Let's suppose you've read alot of the documentation but you want to go up a step higher. Which FreeBSD book should I begin with?


----------



## hedwards (Oct 6, 2011)

Absolute FreeBSD by Michael Lucas is the one I'd recommend these days. In the past I'd recommend The Complete FreeBSD, but it's out of print and it hasn't been updated in years AFAICT.

And not strictly FreeBSD specific, but The Book of PF by Peter N.M. Hansteen is great for learning how to set up that particular firewall. And you might consider Automating System Administration with Perl, Second Edition by David N. Blank-Edelman

Apart from The Complete FreeBSD those are all available from O'Reilly in both paper and electronic versions.


----------



## fluca1978 (Oct 6, 2011)

Absolute FreeBSD!
The book is accurate, it covers almost everything you need to see on a FreeBSD system and I love how the author puts jokes in the whole book.


----------



## grigorovl (Oct 6, 2011)

+1 for Absolute FreeBSD. It is written in such a way that it is helpful to a new user as well as an experienced one.

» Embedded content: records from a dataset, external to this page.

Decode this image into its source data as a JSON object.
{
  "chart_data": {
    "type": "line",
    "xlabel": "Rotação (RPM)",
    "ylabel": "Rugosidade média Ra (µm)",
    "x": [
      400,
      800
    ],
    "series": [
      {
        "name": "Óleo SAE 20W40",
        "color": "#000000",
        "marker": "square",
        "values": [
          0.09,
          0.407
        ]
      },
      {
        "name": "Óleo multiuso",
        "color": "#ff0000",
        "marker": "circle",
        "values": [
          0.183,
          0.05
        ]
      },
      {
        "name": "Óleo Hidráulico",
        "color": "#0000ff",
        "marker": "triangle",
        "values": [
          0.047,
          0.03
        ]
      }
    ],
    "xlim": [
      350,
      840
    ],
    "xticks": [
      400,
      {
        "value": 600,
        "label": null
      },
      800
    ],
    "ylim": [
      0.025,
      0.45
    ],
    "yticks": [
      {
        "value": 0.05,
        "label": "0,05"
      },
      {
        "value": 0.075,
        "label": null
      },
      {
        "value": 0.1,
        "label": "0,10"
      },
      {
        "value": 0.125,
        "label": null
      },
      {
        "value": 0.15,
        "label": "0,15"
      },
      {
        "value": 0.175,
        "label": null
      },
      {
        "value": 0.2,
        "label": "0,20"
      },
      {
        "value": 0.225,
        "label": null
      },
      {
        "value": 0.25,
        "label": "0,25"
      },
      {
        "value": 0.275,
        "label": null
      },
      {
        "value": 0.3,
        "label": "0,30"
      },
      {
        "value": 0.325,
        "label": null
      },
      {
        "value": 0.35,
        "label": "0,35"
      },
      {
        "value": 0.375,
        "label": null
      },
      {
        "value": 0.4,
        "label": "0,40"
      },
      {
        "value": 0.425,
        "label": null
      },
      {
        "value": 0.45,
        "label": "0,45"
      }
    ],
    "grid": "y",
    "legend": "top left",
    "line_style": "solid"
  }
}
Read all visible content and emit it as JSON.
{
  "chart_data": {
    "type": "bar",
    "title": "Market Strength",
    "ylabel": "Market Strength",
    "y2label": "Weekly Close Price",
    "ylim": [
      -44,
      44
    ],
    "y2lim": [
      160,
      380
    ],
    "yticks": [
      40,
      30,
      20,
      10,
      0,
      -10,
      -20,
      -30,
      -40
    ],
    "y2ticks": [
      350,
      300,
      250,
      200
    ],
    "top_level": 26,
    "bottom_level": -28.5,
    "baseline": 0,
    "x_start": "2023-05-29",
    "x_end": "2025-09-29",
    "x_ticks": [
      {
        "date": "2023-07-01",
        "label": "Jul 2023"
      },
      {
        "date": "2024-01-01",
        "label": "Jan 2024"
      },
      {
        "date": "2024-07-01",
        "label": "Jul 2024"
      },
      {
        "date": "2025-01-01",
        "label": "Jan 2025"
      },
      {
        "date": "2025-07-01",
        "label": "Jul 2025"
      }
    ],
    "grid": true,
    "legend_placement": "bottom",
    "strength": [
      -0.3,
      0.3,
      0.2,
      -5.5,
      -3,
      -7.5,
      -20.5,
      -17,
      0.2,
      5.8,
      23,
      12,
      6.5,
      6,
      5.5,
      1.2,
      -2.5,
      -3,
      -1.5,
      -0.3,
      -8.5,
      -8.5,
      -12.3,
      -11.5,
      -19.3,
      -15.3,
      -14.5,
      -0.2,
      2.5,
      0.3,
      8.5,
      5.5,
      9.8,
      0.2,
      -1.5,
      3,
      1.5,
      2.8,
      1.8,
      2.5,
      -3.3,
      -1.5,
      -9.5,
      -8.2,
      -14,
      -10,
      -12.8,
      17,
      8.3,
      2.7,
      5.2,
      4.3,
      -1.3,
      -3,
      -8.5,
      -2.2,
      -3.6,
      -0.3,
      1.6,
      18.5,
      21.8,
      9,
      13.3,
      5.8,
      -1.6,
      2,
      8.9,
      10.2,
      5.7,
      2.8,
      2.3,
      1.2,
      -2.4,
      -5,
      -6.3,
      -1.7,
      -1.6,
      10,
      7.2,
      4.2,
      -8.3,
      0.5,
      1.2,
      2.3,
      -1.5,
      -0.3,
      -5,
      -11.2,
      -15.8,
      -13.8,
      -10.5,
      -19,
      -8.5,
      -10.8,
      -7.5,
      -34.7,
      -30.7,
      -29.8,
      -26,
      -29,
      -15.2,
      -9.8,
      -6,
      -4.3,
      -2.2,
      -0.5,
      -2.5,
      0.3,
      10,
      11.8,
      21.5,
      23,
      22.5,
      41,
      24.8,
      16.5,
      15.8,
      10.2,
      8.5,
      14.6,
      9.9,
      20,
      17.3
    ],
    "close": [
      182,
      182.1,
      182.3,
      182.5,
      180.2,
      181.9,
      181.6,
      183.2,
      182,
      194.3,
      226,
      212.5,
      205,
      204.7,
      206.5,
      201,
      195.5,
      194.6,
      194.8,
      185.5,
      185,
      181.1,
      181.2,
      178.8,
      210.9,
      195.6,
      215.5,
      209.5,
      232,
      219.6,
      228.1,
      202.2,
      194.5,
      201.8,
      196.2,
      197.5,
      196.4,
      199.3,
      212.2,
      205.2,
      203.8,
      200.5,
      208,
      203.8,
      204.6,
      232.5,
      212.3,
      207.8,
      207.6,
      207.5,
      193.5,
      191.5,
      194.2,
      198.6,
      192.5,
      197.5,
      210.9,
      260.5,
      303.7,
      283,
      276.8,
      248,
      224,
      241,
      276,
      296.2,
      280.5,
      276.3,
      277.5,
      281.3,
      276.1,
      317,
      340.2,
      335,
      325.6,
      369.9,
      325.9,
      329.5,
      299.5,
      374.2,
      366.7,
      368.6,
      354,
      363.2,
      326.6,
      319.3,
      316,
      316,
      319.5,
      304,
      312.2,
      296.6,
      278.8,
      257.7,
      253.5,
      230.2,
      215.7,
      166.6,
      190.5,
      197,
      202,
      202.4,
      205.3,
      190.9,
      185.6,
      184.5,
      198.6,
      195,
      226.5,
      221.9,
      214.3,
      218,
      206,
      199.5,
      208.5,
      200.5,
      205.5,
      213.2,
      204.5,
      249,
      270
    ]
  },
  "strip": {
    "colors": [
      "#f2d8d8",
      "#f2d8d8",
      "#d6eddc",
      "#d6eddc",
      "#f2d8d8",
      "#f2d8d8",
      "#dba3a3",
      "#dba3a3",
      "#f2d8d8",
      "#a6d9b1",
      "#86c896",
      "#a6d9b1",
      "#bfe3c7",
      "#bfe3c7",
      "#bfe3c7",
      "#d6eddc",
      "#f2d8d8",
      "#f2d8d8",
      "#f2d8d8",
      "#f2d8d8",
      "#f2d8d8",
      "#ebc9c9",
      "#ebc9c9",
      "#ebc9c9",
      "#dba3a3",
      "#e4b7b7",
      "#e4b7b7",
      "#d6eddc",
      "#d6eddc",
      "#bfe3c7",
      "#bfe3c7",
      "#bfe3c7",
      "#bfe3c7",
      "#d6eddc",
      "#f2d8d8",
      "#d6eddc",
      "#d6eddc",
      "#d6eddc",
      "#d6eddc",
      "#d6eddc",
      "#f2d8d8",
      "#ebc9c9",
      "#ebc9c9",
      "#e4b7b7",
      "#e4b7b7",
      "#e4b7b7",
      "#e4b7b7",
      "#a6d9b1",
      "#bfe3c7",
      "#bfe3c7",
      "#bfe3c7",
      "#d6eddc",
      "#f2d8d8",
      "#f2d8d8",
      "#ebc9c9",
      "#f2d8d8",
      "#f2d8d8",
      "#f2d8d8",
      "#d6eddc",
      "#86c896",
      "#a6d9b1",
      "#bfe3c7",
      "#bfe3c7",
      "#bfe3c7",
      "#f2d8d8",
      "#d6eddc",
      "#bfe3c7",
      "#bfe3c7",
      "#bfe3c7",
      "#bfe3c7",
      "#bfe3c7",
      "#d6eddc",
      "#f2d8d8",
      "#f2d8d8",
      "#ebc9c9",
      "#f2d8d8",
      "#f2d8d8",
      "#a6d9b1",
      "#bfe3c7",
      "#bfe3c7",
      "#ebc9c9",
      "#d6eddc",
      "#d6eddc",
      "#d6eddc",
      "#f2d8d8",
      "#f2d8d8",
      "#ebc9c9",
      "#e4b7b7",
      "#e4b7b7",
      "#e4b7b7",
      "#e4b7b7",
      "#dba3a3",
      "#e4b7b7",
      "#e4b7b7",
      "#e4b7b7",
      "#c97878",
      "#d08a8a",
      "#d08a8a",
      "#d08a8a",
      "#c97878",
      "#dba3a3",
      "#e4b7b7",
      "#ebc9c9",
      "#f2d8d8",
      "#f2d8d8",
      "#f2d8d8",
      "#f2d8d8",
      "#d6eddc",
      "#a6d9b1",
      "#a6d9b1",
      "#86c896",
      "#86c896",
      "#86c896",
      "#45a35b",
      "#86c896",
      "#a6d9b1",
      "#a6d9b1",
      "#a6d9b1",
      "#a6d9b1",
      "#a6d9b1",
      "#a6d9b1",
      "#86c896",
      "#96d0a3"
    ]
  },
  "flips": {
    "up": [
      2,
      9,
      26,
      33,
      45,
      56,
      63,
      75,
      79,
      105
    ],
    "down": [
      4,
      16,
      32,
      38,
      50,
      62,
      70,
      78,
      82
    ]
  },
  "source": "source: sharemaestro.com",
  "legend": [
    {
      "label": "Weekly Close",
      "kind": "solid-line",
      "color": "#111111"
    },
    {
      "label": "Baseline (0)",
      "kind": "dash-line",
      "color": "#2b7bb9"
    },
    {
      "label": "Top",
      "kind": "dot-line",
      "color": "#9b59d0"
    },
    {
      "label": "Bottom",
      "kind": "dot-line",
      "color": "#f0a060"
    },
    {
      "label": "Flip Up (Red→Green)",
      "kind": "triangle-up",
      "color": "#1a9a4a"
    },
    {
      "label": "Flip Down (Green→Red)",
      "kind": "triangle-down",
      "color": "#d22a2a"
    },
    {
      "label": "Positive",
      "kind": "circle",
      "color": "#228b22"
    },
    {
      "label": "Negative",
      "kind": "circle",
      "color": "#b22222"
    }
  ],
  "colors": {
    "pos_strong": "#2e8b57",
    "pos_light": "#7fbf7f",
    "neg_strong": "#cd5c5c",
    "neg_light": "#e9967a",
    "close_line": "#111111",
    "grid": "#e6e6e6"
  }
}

It is very thorough on the topics.


----------



## bigearsbilly (Oct 6, 2011)

agreed, I got it, it's always open on my desk.


----------



## vand777 (Oct 6, 2011)

I agree that "Absolute FreeBSD" by Michael Lucas is the best book for a beginner. The 2nd book I would read after "Absolute FreeBSD" is "Building a Server with FreeBSD 7" by Bryan J. Hong.

And please never forget about the FreeBSD Handbook.


----------



## Anon (Oct 6, 2011)

Awesome guys! Thanks for the suggestions, I'll pick up those books soon.


----------